Why not auction off low-altitude airspace for exclusive use?

by on June 27, 2017 · 0 comments

By Brent Skorup and Melody Calkins

Tech-optimists predict that drones and small aircraft may soon crowd US skies. An FAA administrator predicted that by 2020 tens of thousands of drones would be in US airspace at any one time. Further, over a dozen companies, including Uber, are building vertical takeoff and landing (VTOL) aircraft that could one day shuttle people point-to-point in urban areas. Today, low-altitude airspace use is episodic (helicopters, ultralights, drones) and with such light use, the low-altitude airspace is shared on an ad hoc basis with little air traffic management. Coordinating thousands of aircraft in low-altitude flight, however, demands a new regulatory framework.

Why not auction off low-altitude airspace for exclusive use?

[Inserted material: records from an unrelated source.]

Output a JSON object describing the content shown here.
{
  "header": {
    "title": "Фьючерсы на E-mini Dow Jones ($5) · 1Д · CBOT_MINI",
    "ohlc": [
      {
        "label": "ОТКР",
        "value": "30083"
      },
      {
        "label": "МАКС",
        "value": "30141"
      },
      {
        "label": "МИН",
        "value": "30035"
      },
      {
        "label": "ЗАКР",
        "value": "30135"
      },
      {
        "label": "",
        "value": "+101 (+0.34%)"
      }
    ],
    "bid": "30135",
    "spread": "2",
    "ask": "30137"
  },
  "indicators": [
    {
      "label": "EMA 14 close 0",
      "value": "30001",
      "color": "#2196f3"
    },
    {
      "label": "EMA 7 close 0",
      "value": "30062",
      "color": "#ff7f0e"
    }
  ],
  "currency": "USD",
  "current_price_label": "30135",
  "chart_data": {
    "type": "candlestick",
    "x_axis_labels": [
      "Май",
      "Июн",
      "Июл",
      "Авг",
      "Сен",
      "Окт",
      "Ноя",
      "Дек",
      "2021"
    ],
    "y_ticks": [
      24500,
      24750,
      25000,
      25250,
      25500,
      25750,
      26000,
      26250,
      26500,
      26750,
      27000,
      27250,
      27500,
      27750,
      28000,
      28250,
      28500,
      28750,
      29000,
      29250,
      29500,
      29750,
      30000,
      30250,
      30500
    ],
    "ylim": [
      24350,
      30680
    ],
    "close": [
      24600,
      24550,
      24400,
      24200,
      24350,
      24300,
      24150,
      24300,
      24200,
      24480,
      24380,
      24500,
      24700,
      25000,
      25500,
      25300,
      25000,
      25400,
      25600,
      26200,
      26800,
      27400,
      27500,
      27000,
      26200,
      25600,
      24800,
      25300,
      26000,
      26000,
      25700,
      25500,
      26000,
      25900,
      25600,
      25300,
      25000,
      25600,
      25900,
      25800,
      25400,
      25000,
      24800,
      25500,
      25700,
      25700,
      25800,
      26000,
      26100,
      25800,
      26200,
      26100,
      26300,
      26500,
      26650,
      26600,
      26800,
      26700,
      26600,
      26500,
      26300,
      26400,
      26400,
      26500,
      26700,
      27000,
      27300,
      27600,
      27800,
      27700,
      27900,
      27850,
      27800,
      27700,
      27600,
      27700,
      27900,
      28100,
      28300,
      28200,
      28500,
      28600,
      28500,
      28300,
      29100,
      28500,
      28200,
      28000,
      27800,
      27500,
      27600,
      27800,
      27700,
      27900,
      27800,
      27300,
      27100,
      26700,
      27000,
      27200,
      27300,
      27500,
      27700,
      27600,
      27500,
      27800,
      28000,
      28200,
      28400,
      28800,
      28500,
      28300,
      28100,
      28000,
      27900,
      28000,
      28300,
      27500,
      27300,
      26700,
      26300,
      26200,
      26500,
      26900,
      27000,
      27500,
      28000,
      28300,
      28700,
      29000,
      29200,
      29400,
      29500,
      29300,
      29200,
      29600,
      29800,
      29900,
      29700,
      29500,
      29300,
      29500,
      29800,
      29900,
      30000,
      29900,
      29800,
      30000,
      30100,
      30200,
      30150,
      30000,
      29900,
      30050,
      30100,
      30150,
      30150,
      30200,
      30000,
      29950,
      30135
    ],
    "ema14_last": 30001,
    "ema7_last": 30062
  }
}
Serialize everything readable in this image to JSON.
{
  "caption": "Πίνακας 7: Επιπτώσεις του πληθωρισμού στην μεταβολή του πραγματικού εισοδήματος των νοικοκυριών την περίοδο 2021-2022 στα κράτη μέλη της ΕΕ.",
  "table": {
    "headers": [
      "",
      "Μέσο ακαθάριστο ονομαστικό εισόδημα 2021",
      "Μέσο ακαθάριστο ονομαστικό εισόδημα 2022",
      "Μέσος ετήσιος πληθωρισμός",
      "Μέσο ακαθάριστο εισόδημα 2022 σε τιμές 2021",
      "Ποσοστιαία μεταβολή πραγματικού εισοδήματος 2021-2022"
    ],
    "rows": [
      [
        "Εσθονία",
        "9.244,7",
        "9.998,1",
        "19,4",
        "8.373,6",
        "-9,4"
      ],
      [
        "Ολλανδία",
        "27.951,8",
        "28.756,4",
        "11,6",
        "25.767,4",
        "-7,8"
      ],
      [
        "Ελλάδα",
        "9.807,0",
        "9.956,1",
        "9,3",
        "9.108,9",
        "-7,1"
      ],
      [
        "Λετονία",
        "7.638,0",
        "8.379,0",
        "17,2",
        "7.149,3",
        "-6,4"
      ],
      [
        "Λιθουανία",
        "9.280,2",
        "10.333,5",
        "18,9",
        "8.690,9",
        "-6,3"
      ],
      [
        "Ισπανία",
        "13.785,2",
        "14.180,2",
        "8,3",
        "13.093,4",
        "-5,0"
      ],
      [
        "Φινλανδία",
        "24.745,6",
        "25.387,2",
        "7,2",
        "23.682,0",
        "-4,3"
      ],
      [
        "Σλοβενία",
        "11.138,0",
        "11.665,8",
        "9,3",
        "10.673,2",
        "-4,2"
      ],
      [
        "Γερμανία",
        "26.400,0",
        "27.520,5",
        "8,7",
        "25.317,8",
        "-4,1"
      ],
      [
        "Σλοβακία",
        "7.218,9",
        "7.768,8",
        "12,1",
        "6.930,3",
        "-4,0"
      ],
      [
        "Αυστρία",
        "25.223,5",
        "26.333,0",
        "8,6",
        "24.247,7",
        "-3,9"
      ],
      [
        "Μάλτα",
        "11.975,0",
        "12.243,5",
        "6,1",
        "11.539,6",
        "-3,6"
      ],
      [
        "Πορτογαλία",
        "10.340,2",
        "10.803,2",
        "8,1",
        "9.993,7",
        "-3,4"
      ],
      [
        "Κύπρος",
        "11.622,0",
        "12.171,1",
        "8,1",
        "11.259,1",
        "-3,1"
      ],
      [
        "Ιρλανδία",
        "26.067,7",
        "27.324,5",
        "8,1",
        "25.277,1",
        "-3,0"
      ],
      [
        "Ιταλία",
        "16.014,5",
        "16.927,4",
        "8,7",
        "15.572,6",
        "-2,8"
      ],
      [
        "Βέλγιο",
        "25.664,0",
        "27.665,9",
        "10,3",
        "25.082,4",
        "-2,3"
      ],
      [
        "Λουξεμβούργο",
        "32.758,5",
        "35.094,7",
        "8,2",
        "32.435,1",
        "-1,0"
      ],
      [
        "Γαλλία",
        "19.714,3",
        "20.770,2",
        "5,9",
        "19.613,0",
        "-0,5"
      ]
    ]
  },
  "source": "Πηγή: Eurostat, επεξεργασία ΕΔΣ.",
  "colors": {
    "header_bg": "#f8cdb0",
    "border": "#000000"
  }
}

There are two basic paradigms for resource use: open access and exclusive ownership. Most high-altitude airspace is lightly used and the open access regime works tolerably well because there are a small number of players (airline operators and the government) and fixed routes. Similarly, Class G airspace—which varies by geography but is generally the airspace from the surface to 700 feet above ground—is uncontrolled and virtually open access.

Valuable resources vary immensely in their character–taxi medallions, real estate, radio spectrum, intellectual property, water–and a resource use paradigm, once selected requires iteration and modification to ensure productive use. “The trick,” Prof. Richard Epstein notes, “is to pick the right initial point to reduce the stress on making these further adjustments.” If indeed dozens of operators will be vying for variable drone and VTOL routes in hundreds of local markets, exclusive use models could create more social benefits and output than open access and regulatory management. NASA is exploring complex coordination systems in this airspace but, rather than agency permissions, lawmakers should consider using property rights and the price mechanism.

The initial allocation of airspace could be determined by auction. An agency, probably the FAA, would:

  1. Identify and define geographic parcels of Class G airspace;
  2. Auction off the parcels to any party (private corporations, local governments, non-commercial stakeholders, or individual users) for a term of years with an expectation of renewal; and
  3. Permit the sale, combination, and subleasing of those parcels

The likely alternative scenario—regulatory allocation and management of airspace–derives from historical precedent in aviation and spectrum policy:

  1. First movers and the politically powerful acquire de facto control of low-altitude airspace,
  2. Incumbents and regulators exclude and inhibit newcomers and innovators,
  3. The rent-seeking and resource waste becomes unendurable for lawmakers, and
  4. Market-based reforms are slowly and haphazardly introduced.

For instance, after demand for commercial flights took off in the 1960s, a command-and-control quota system was created for crowded Northeast airports. Takeoff and landing rights, called “slots,” were assigned to early airlines but regulators did not allow airlines to sell those rights. The anticompetitive concentration and hoarding of airport slots at terminals is still being slowly unraveled by Congress and the FAA to this day. There’s a similar story for government assignment of spectrum over decades, as explained in Thomas Hazlett’s excellent new book, The Political Spectrum.

The benefit of an auction, plus secondary markets, is that the resource is generally put to its highest-valued use. Secondary markets and subleasing also permit latecomers and innovators to gain resource access despite lacking an initial assignment and political power. Further, exclusive use rights would also provide VTOL operators (and passengers) the added assurance that routes would be “clear” of potential collisions. (A more regulatory regime might provide that assurance but likely via complex restrictions on airspace use.) Airspace rights would be a new cost for operators but exclusive use means operators can economize on complex sensors, other safety devices, and lobbying costs. Operators would also possess an asset to sublease and monetize.

Another bonus (from the government’s point of view) is that the sale of Class G airspace can provide government revenue. Revenue would be slight at first but could prove lucrative once there’s substantial commercial interest. The Federal government, for instance, auctions off its usage rights for grazing, oil and gas retrieval, radio spectrum, mineral extraction, and timber harvesting. Spectrum auctions alone have raised over $100 billion for the Treasury since they began in 1994.